The provincial election is the most important time to speak up and influence Ontario’s priorities for the next 4 years. Your vote on June 7th will influence decisions on how the government addresses the affordable housing crisis, supports job growth, prioritizes transit strategies, and other important issues.
But sometimes with all the information out there it can be as clear as mud. Whether you’re a young person about to head to your first poll, a new citizen diving into local politics, a seasoned voter looking for the right information or just someone looking to make your voice heard, we’re here to help.
Here are eight things you can do to get informed and get ready to make your voice heard on Election Day with voting, candidate and issue focused resources to help you along the way!
1. So, what does the provincial government do again?
If you’re Canadian you’ve probably forgotten most of your grade 9 Civic class or if you’re a newcomer you may have missed some of the details in the excitement of getting here. Either way, the upcoming election is a good excuse to brush up on your political knowledge! By familiarizing yourself with how the government works you’ll understand what positions you’re voting to fill.
Here are a few resources that explain everything you’d need to know:
- TVO teaches Civics 101 through a series of web videos
- Ontario Nonprofit Network shares an informative infographic on the Ontario Government
- The Canadian Encyclopedia lists everything you need to know about provincial government
2. Cast your vote in the way that’s easiest for you!
Elections Ontario makes it really easy to vote. If you’re at home, away, or won’t be available on the day, there are number of ways to vote. You can vote in advance, mail in your ballot, or visit the polling station on June 7, 2018 – Election Day, and there are accessibility supports in place if you need them.
A common myth: The need to pre-register. While registering in advance will make it easier to vote you can also register at the polls by bringing along one piece of identification that has your name and residential address.

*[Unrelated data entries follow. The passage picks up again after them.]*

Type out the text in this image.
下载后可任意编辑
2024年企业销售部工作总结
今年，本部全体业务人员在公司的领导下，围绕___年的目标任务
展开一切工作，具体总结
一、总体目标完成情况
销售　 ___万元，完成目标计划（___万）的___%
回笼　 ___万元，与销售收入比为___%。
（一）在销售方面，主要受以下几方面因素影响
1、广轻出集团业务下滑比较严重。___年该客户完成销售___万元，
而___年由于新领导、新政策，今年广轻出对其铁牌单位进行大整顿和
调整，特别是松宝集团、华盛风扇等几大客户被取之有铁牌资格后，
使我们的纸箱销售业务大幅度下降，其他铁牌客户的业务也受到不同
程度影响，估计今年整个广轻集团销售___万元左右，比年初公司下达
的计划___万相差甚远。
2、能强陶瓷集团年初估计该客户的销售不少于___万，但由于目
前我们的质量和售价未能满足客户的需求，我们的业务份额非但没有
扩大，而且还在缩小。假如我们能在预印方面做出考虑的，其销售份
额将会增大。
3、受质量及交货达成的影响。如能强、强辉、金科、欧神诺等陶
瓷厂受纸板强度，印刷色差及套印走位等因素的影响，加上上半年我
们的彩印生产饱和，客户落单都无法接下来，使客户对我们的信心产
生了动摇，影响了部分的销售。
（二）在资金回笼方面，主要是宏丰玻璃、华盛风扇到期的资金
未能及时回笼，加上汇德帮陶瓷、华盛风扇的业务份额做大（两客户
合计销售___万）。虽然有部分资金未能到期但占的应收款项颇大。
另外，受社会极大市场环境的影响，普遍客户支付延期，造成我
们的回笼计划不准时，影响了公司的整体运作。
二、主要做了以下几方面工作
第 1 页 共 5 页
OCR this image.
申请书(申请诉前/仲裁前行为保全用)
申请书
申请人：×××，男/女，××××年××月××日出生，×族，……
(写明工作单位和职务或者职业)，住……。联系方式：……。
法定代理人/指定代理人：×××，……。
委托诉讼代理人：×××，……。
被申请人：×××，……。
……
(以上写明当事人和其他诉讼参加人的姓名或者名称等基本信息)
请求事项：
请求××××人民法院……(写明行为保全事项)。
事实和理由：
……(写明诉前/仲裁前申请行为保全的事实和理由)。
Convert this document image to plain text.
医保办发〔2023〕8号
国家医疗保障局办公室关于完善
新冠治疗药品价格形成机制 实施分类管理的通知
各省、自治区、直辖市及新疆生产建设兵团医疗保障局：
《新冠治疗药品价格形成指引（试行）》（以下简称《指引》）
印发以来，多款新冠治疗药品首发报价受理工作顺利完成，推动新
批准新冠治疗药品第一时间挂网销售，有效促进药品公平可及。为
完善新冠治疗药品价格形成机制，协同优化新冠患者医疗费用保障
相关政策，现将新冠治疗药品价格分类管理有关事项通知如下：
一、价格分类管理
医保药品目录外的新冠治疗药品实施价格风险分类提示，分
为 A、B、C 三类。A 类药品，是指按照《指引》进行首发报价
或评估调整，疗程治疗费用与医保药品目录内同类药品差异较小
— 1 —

And if you can’t vote because of your age or immigration status, you can still get close to the action by applying to work the election.
3. Plan out your voting expedition.
No adventurer sets out on a journey unprepared, and neither should you. Look up the location of your polling station and plug it into your Google Maps. Get all of your documents together so you’re not scrambling as you head out the door. Arrange your work schedule to give yourself time to vote. By law, all eligible voters are entitled to have three consecutive hours to vote which must be accommodated by your employer, so working isn’t an excuse.
4. Find your perfect political match.
If you’re addicted to Buzzfeed quizzes, then taking a political quiz is just what you need to find which political party best aligns with your values. If you’re heading to the polls on June 7th, this may help you decide which way to vote and if you can’t vote yet this is a good way to get a sense of which party reflects your ideals.
5. Find the top issues that everyone’s talking about.
Key issues can decide elections, so you’ll want to know which topics are up for debate.
CBC held a voter engagement survey indicating what voters feel are the most important issues; currently the economy, healthcare, education, the environment, and energy are the top 5.
Dive deeper into why these issues matter and what’s currently being done with helpful infographics on jobs, post-secondary education, transit, affordable housing, and childcare.
You can also catch up by watching TVO’s The Agenda, which covers election issues almost every day and hosts lively debates with diverse perspectives and guests.
6. Discover which party has the best laid plans.
We can all agree that issues like employment and the economy are important, but when it comes to actually making an impact each party has their own idea and strategy. If you just want the bullet points, you can get an overview from Maclean’s Ontario election 2018 platform guide or I Can Party’s website, which explain each party’s stance.
Interested in specific issues? See where each party stands on marijuana legalization, minimum wage, housing, transit and infrastructure, and taxes and hydro hikes in the latest Pressed News cheat sheet.
If you want to hear the ideas straight from those looking to implement the changes, see what Party Leaders have to say about key issues in a series of video interviews by The Canadian Muslim Vote. Want to dive into the details? Visit the website for the NDP, PC Party, Liberal Party, or Green Party.
7. Get the popcorn ready for a night of debates.
Probably the most entertaining way to catch up on the party leaders and their platforms is by watching them duke it out on the debate floor.
All of the debates have already aired, but you can catch the recordings online. Grab a bucket of popcorn and switch on the May 7th CityVote debate, tune into the May 11th debate in Parry Sound, or catch the last May 27th debate. Don’t have an hour to spare? Breakfast Television gives the highlights from the first debate in under 3 minutes, and CBC gives you a 90 second recap of the last debate.
8. Who’s your friendly neighborhood representative?
All the focus is on the party leaders but you won’t see their names on the ballot. Your local candidate may not be in the newspaper headlines, yet they’ll be the one representing your community in the Ontario legislature so make sure you know what they stand for too.
First you’ll want to find your riding so you can identify who’s running in your riding and look them up on their party’s website. Check out the lineup of the Liberal Party, PC Party, NDP, and Green Party candidates.